When idle_timeout is configured we do not need a separate
timer to detect inactivity. Disabling idle_timeout is not
recommended and should not be necessary.

When enabled the connection process will automatically hibernate.
Because hibernation triggers GC, this can be used as a way to
keep memory usage lower, at the cost of performance.

There's not a big performance difference between 8192 and 1024
so let's use less memory at the start of the connection.

Cowboy will set the socket's buffer size dynamically to
better fit the current workload. When the incoming data
is small, a low buffer size reduces the memory footprint
and improves responsiveness and therefore performance.
When the incoming data is large, such as large HTTP
request bodies, a larger buffer size helps us avoid
doing too many binary appends and related allocations.

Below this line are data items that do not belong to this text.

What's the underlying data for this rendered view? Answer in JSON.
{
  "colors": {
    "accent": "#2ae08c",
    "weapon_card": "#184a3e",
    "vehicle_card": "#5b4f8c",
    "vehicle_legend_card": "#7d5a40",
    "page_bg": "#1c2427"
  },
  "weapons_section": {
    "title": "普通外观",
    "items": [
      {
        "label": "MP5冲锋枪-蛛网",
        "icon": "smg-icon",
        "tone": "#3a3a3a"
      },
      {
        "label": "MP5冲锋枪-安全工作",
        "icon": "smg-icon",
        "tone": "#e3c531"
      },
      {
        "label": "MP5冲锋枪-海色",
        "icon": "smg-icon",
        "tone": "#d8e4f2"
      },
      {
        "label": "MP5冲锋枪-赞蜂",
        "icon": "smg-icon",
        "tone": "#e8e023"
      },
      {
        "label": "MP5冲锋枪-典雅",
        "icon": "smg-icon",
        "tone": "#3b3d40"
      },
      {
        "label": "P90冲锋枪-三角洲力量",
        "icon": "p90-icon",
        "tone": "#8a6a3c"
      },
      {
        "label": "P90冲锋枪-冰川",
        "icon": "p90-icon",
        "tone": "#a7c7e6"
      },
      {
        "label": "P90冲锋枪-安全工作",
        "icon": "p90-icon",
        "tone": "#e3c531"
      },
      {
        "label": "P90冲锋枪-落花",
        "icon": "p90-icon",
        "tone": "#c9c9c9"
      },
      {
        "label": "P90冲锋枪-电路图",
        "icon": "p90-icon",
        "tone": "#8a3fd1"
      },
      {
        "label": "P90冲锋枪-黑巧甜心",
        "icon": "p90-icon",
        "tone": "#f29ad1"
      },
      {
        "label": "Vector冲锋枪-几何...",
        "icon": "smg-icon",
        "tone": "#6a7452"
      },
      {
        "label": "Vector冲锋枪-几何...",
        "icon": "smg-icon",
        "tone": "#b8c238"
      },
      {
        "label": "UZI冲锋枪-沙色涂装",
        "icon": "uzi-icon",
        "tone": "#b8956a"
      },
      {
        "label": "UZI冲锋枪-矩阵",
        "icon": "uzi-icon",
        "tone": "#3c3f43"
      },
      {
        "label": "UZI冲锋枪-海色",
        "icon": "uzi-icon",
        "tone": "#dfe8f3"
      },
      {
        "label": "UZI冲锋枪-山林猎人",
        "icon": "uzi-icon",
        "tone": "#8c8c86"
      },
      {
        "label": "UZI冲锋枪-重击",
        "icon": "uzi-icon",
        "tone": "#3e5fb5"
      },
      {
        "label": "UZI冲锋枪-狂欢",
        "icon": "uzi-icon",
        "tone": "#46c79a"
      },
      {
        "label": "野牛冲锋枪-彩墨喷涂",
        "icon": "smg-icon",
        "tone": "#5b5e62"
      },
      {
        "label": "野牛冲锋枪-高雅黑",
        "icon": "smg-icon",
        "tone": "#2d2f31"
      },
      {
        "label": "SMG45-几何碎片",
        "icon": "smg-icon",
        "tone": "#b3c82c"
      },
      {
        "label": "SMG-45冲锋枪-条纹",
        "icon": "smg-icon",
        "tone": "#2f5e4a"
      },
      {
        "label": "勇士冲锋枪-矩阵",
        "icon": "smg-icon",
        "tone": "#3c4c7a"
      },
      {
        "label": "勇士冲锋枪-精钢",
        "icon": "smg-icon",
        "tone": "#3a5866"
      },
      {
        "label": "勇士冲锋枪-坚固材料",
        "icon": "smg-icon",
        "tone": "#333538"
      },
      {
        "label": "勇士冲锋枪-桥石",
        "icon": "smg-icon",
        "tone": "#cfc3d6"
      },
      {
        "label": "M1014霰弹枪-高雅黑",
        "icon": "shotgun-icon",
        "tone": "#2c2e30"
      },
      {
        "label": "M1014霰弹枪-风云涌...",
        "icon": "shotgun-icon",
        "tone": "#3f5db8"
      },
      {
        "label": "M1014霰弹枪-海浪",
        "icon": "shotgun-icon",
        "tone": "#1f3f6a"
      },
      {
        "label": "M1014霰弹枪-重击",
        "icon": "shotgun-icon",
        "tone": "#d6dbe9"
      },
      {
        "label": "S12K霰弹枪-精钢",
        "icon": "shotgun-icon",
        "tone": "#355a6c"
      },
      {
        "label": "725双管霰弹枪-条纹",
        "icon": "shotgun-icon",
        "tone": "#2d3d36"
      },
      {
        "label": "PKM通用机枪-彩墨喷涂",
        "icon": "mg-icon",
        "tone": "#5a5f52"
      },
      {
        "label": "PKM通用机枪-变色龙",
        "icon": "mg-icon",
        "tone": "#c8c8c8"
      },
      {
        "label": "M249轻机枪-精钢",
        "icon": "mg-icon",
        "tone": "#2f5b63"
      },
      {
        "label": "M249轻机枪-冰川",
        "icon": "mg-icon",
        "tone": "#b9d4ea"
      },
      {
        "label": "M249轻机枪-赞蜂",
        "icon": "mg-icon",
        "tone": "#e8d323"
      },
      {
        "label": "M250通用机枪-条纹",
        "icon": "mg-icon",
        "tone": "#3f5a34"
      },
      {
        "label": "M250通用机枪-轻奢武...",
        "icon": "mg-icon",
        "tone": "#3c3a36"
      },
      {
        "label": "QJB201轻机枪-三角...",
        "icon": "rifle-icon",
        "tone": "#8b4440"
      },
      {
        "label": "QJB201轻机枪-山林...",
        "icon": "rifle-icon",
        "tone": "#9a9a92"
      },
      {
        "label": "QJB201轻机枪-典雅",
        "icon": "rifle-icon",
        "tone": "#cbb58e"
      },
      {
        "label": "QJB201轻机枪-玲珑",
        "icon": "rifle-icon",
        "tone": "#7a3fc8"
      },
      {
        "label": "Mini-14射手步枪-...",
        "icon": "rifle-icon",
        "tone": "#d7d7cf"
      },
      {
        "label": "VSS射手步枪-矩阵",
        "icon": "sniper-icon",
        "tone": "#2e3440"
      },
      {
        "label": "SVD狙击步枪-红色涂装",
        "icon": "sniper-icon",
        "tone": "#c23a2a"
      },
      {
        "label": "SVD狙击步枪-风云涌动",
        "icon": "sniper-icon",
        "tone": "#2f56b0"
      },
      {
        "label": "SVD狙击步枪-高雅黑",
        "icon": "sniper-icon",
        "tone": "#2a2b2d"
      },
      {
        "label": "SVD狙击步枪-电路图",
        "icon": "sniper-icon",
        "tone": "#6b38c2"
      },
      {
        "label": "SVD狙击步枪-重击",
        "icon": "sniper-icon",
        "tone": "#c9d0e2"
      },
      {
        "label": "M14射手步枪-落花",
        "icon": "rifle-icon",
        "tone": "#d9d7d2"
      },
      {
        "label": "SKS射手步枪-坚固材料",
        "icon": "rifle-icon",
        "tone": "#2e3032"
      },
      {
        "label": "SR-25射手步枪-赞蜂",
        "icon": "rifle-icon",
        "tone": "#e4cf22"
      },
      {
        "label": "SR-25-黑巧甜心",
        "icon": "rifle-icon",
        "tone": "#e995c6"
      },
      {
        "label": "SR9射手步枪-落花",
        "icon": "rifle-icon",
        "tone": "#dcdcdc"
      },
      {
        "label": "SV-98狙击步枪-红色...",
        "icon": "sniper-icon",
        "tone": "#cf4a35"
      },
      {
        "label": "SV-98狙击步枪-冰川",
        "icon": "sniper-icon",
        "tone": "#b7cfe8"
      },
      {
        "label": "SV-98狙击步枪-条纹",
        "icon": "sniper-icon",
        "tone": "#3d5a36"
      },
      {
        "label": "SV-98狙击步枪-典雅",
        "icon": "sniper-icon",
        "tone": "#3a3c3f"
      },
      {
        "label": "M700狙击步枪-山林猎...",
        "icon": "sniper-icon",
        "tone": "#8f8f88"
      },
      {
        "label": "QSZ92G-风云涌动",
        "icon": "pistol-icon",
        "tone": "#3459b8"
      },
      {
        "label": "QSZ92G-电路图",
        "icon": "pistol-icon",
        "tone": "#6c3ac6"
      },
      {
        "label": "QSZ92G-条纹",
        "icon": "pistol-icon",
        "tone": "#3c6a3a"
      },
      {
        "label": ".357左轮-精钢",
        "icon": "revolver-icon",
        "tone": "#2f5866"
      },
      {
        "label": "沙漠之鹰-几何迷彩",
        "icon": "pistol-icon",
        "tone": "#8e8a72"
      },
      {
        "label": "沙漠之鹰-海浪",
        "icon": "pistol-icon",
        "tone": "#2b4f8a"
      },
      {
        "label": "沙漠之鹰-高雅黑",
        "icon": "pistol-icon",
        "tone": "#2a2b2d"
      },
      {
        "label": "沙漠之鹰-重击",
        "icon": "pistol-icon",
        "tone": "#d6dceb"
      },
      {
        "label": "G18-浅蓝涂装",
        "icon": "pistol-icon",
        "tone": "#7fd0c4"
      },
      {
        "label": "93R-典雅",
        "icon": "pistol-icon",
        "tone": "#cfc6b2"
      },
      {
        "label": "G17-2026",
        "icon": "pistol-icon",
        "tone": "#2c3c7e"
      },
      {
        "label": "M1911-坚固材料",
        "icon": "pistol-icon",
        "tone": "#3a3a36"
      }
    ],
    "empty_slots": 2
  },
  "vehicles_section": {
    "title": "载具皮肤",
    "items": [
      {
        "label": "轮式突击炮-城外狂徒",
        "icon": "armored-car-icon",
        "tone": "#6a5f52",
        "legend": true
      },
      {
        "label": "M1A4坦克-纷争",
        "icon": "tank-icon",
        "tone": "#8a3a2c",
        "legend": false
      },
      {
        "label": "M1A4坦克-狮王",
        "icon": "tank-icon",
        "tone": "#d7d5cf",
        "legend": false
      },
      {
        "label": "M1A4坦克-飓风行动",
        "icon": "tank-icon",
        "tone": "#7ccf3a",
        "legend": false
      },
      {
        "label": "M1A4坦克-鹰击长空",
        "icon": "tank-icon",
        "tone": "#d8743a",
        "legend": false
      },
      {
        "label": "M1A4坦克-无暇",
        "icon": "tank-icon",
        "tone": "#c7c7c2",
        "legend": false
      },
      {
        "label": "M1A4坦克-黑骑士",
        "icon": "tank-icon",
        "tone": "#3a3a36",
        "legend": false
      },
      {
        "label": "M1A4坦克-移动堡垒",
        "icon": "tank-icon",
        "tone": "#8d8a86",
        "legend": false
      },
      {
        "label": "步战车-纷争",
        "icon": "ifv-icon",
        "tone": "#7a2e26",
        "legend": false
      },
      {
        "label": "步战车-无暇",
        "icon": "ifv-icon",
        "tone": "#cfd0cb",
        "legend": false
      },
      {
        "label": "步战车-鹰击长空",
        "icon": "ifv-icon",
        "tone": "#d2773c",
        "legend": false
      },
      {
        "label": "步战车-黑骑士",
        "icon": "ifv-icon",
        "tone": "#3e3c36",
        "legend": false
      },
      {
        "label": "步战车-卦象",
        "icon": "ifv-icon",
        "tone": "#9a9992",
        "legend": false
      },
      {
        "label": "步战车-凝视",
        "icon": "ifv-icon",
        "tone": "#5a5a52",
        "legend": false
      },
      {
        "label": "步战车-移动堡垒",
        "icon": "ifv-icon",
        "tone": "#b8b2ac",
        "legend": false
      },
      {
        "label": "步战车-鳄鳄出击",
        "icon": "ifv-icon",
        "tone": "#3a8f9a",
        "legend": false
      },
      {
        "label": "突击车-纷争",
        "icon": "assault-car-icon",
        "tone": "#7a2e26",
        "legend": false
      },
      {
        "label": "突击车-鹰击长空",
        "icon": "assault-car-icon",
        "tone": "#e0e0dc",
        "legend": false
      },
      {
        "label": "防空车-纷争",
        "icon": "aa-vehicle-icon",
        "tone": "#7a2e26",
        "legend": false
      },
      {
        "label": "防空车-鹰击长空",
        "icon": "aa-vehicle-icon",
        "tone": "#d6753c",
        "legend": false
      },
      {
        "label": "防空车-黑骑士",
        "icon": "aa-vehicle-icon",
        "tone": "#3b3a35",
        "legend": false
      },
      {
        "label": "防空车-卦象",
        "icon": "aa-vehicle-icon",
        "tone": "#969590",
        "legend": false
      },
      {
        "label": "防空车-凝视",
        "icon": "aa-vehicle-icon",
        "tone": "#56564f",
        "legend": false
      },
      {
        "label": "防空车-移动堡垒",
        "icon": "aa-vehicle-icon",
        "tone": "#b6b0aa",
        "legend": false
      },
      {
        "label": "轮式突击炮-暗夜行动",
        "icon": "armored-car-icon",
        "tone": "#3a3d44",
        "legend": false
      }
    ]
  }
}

Setting a large buffer size for all use cases is
sub-optimal because allocating more than needed
necessarily results in a performance hit (not just
increased memory usage).

By default Cowboy starts with a buffer size of 8192 bytes.
It then doubles or halves the buffer size depending on
the size of the data it receives from the socket. It
stops decreasing at 8192 and increasing at 131072 by
default.

To keep track of the size of the incoming data Cowboy
maintains a moving average. It allows Cowboy to avoid
changing the buffer too often but still react quickly
when necessary. Cowboy will increase the buffer size
when the moving average is above 90% of the current
buffer size, and decrease when the moving average is
below 40% of the current buffer size.

The current buffer size and moving average are
propagated when switching protocols. The dynamic buffer
is implemented in HTTP/1, HTTP/2 and HTTP/1 Websocket.
HTTP/2 Websocket has it disabled because it doesn't
interact directly with the socket; in that case it
is HTTP/2 that has a dynamic buffer.

The dynamic buffer provides a very large performance improvement
in many scenarios, at minimal cost for others. Because it largely
depend on the underlying protocol the improvements are no all equal.
TLS and compression also impact the results.

The improvement when reading a large request body, with the
requests repeated in a fast loop are:

* HTTP: 6x to 20x faster
* HTTPS: 2x to 6x faster
* H2: 4x to 5x faster
* H2C: 20x to 40x faster

I am not sure why H2C's performance was so bad, especially compared
to H2, when using default buffer sizes. Dynamic buffers make H2C a
lot more viable with default settings.

The performance impact on "hello world" type requests is minimal,
it goes from -5% to +5% roughly.

Websocket improvements vary again depending on the protocol, but
also depending on whether compression is enabled:

* HTTP echo: roughly 2x faster
* HTTP send: roughly 4x faster
* H2C echo: roughly 2x faster
* H2C send: 3x to 4x faster

In the echo test we reply back, and Gun doesn't have the dynamic
buffer optimisation, so that probably explains the x2 difference.

With compression however there isn't much improvement. The results
are roughly within -10% to +10% of each other. Zlib compression
seems to be a bottleneck, or at least to modify the performance
profile to such an extent that the size of the buffer does not
matter. This happens to randomly generated binary data as well
so it is probably not caused by the test data.

This can be used to limit the maximum frame size before
some authentication or other validation is completed.